Head to Subang later on to get some award thingy from the office - I was unable to attend the ceremony last week and they told me to pick it up from the office. Some 50 pounds worth of book vouchers for my Lit.... Well lo and behold when I got there nobody was at the CAL office. Waited 30mins for someone to dig around the office....make some phonecalls... and still couldn't find it. Was told to come back an hour later for it.
ZZZZzzzzzzzzzzzzzz.
Okay yay went looking for Ernie. Had lunch together and was feeling really happy about being able to spend some time with him... went back to Taylors later... picked up my "award" which was a folder containing a cert and an envelope....
Turns out it wasn't for the "A" I got for Literature, as expected.
Turns out it was as award for being the third highest scoring candidate in the world for Literature. Okay. Whoa.

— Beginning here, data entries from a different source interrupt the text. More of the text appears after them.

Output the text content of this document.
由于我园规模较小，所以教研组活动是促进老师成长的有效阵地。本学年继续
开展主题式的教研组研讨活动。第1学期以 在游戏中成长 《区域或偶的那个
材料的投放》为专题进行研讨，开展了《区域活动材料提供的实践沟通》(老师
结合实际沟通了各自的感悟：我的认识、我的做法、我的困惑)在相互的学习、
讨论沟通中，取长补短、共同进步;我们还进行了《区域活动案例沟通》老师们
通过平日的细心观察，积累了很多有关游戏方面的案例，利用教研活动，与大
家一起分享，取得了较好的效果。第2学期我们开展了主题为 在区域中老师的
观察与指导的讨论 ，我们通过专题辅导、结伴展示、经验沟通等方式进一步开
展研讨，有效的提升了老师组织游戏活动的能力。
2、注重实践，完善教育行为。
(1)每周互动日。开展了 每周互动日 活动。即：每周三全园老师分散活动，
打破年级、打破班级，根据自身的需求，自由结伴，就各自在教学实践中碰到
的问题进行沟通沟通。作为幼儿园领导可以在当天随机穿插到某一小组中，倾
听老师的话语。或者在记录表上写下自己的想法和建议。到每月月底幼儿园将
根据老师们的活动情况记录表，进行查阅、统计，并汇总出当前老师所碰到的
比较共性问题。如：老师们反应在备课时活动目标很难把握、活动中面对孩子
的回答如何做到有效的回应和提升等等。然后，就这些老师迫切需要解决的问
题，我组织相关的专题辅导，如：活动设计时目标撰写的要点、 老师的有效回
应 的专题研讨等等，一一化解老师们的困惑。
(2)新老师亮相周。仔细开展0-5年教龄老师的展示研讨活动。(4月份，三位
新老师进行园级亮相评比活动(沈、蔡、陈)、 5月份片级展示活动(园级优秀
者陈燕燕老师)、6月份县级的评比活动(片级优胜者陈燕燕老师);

But guess what. My 50 pound book voucher wasn't inside... I assumed it was inside the envelope but it WASN'T. Went back to college... got them to check... turns out there was supposed to be two envelopes in the folder. I had only one. And get this - they told me they don't know what to do and will call me soon to update me about it.
Cibai.
And it's gonna take all that hassle to go back to Subang again to pick up some stupid thing that probly doesn't really matter to me anyways.... and surprisingly the award didn't leave me very elated or proud of myself... just the initial shock......
....cos deep down I know it's something I don't care about, it doesn't mean anything to me, and it's just something I'm making myself do for the sake of "job stability"... just like applying to UNITAR. I've never been hyped up about going to study overseas. Never really cared where I applied to or where I'm gonna go. Never really cared who accepted or rejected me cos it's ALL THE SAME. Just because of the money I need to earn later in life - I can't live hand-to-mouth year after year. Just because of what my stupid family will say and ask my parents and compare me with a thousand and one people and offer "advice" which I ABSOLUTELY DO NOT APPRECIATE thank you very much. (And you even dare ask me why the fuck I'm so antisocial. Maybe you'd like to take a guess?). I'm going to go back to sleeping 3 hours a night. I'm going to go back to being downright depressed and trying to put on a brave front day by day... trying to show everyone I'm strong and happy and it's so much fun juggling work and studies.... oh it's no problem just taking out two hours of my time to lift a coupla weights
And oh. A client cancelled on me today.
That was the last fucking straw I tell you.
What else is gonna happen later I wonder. The benchpress rack is probably gonna give way and the bar will break my neck.
Some days screw you big time. I'm tired. I don't want to care anymore.